You are of Jamaican and Canadian heritage, how have your two backgrounds influenced your work and life?
I grew up with my mother and aunt and grandma. I was born in Canada, same as my mother, and my baby girl now. So this part is pretty Canadian. And Canadian people are more embracing of differences than other countries, perhaps. Feminism is active in Canada, and lots of people understand why it is essential. Same goes for Human Rights. I feel pretty Canadian. But thanks to my grandma, Shanice, I can say I feel very Jamaican too. Not because of my looks only, but because she still brings so much Jamaican culture with her, like stuff about the Lwa, and local religions and practices and it is important for me to be part of these roots.
Is there a poem of yours that is more personal? One that you would like to talk about?

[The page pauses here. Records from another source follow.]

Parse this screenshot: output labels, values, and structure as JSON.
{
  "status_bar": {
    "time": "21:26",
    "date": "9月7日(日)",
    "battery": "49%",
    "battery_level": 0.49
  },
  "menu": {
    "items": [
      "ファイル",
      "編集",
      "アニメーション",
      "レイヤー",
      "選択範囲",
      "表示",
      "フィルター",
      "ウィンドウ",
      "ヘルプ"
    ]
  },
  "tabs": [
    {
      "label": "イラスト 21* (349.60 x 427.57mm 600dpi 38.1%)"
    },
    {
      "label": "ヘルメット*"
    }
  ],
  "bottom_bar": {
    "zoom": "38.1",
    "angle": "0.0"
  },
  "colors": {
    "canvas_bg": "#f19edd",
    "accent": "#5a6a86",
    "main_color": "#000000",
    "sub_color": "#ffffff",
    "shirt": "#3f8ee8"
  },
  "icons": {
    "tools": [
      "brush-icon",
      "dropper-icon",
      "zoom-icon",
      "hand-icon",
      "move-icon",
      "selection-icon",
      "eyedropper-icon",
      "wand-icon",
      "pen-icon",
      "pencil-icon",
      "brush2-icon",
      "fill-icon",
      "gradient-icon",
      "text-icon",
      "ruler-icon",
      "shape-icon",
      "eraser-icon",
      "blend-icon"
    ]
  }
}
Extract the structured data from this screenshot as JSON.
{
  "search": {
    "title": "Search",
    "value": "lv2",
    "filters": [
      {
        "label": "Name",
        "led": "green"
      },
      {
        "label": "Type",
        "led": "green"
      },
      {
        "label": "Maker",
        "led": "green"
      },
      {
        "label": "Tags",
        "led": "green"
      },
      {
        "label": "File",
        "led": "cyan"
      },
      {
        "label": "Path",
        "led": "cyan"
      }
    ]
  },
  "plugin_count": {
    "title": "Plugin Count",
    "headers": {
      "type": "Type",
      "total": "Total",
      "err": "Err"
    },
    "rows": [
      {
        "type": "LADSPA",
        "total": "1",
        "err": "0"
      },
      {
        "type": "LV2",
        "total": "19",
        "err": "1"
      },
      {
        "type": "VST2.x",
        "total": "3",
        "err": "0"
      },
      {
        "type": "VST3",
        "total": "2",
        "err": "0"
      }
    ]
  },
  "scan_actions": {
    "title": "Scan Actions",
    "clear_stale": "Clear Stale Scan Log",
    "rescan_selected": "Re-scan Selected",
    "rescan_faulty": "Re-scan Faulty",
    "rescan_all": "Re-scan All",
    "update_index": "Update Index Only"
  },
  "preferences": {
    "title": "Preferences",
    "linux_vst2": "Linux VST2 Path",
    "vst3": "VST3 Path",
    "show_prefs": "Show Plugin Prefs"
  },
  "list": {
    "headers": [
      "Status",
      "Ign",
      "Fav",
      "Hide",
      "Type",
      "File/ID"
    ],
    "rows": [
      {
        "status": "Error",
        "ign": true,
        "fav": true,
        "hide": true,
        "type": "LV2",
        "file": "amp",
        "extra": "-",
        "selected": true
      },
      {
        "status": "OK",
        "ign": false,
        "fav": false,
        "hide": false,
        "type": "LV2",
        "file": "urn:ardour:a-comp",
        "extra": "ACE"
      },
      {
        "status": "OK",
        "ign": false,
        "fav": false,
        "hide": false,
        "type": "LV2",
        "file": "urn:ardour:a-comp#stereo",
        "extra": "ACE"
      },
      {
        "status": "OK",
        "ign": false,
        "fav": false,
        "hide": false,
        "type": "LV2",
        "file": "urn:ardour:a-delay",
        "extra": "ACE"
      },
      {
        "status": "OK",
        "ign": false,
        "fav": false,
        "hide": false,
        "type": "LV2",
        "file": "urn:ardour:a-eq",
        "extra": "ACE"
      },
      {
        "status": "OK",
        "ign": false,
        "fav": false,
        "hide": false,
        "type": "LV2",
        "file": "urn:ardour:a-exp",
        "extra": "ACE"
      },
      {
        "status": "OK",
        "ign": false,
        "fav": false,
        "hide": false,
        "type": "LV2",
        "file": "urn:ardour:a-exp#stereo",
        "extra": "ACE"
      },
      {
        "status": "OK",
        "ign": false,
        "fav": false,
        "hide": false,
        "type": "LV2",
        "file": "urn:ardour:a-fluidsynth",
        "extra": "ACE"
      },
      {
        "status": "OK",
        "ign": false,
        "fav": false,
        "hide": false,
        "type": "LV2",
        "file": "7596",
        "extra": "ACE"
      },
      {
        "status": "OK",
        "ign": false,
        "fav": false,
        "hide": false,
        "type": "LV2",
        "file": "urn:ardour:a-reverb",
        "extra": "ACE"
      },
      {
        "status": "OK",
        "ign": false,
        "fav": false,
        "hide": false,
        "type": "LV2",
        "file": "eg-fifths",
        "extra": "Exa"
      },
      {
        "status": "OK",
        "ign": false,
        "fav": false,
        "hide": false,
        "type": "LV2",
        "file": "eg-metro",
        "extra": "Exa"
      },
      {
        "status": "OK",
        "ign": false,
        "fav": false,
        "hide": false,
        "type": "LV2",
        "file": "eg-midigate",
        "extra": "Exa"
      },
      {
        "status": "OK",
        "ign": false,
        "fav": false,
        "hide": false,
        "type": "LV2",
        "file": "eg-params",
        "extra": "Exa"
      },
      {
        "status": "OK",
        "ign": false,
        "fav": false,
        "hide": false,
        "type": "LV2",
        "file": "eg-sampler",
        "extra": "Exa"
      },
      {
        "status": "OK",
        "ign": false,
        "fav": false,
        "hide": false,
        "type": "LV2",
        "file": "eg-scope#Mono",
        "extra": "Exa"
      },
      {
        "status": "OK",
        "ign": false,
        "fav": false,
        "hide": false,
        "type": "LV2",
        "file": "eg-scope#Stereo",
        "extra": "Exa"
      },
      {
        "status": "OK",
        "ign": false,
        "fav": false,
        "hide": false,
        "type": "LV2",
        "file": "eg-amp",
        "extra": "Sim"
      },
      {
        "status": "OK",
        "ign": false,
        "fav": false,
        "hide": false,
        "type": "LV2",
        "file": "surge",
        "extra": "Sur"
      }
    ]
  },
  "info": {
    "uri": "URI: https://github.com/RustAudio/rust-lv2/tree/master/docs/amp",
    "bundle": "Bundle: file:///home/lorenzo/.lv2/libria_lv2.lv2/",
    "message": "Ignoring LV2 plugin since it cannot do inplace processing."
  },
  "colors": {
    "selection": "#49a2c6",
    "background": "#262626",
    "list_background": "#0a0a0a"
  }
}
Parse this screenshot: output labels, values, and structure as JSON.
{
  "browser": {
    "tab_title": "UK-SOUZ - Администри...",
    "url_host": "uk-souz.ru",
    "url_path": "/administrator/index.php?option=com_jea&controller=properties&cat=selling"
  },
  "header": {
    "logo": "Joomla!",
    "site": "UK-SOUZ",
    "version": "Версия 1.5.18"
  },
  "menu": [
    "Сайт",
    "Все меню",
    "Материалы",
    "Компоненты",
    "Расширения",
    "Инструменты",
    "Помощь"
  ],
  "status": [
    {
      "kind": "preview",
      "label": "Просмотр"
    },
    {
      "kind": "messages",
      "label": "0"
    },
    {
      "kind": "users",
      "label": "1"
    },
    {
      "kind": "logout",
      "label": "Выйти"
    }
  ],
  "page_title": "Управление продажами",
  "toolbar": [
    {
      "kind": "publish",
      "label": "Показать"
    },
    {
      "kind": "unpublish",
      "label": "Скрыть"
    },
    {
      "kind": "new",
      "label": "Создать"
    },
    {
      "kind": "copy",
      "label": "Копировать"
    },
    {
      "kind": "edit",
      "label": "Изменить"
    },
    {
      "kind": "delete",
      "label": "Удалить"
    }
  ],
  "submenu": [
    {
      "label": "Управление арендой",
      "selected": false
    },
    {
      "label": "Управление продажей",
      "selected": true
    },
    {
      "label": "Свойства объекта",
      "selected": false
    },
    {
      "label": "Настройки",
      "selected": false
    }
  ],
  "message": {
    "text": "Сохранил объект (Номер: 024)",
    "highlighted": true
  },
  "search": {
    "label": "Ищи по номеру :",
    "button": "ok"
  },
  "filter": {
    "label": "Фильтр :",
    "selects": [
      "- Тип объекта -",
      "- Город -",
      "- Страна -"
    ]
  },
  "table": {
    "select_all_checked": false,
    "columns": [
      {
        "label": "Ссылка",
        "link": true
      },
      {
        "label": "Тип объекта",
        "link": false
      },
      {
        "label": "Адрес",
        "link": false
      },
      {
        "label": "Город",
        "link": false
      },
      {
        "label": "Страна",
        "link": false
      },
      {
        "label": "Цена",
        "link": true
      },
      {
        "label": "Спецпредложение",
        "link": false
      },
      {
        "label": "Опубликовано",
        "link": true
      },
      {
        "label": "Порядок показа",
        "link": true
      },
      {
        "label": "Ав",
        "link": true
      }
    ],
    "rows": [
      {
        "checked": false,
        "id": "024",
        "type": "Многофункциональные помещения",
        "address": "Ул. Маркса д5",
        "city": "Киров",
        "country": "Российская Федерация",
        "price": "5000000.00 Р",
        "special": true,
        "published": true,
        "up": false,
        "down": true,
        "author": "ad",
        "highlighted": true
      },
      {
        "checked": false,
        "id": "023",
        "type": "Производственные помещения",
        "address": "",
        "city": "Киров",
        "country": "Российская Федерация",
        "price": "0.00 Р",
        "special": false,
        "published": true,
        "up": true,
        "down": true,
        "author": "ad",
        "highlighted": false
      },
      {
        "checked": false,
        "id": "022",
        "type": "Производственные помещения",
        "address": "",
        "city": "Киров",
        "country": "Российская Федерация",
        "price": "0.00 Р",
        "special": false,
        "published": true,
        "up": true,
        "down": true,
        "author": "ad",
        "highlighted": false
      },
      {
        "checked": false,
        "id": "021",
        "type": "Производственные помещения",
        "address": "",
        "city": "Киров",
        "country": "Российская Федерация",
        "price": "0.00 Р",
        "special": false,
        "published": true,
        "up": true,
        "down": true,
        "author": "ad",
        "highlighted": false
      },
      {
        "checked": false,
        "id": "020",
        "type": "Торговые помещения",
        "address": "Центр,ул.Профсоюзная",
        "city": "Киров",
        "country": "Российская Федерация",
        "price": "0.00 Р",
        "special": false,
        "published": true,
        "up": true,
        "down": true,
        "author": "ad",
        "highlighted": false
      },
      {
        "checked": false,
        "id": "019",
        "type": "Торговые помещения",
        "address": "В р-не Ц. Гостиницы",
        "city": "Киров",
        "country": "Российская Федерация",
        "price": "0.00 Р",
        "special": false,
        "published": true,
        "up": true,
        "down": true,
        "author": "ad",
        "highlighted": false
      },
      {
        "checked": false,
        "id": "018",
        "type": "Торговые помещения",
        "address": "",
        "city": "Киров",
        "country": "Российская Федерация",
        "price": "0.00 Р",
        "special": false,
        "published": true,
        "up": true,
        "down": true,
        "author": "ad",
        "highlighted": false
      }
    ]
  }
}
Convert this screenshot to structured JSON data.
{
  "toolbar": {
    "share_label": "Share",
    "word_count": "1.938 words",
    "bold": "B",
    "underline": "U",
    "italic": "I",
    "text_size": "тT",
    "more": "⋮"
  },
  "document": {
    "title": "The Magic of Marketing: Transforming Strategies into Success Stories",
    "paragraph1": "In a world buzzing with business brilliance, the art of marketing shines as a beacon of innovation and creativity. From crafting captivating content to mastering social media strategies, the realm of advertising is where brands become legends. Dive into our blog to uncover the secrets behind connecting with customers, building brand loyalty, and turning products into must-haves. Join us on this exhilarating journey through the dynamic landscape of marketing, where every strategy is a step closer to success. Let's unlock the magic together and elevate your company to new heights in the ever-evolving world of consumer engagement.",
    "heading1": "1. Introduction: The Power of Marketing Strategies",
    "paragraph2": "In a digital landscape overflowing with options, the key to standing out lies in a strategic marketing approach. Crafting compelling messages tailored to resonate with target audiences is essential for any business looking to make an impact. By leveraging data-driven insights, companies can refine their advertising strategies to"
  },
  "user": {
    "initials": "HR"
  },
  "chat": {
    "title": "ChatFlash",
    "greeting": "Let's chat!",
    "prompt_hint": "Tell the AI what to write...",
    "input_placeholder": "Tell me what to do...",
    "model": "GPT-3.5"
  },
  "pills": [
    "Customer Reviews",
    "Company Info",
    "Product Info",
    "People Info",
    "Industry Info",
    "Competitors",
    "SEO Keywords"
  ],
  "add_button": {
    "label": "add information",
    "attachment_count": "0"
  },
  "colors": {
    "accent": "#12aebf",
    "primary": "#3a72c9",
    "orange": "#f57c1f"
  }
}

All of them are pretty personal, as they come from thoughts and notes I made over the past few years. Another Mirror is also a poem I would like to talk about. It is about racism or discrimination within a group that is already discriminated against. If you are a trans person, for example, it is very ugly to invalidate other trans people or queer people for “failing to pass” or not caring and not trying to look cis, etc. If you are a gay man, it is very toxic to look down on other less masculine men. In my poem, it is about black women who do not want to be seen as black women. It is everyone’s right, and their experiences are valid, but their aggression towards black women who want to be seen as that is very harmful. You do not stop racism by being silent about your race. You do not dismantle it by internalizing it. There is not a thing wrong with being a black woman, it doesn’t label you but why shouldn’t it be part of your identity? I have made some bad experiences there, and it was something that really hurt me and angered me, so this is where the poem comes from.
Do you remember the first poem you wrote?
I don’t think I do! I wrote for a friend’s DIY zine, I think those should have been the first real ones, some years ago, and one of them is in the book too. But most of the poems in We Were Born Blue have been written in the last 2-3 years.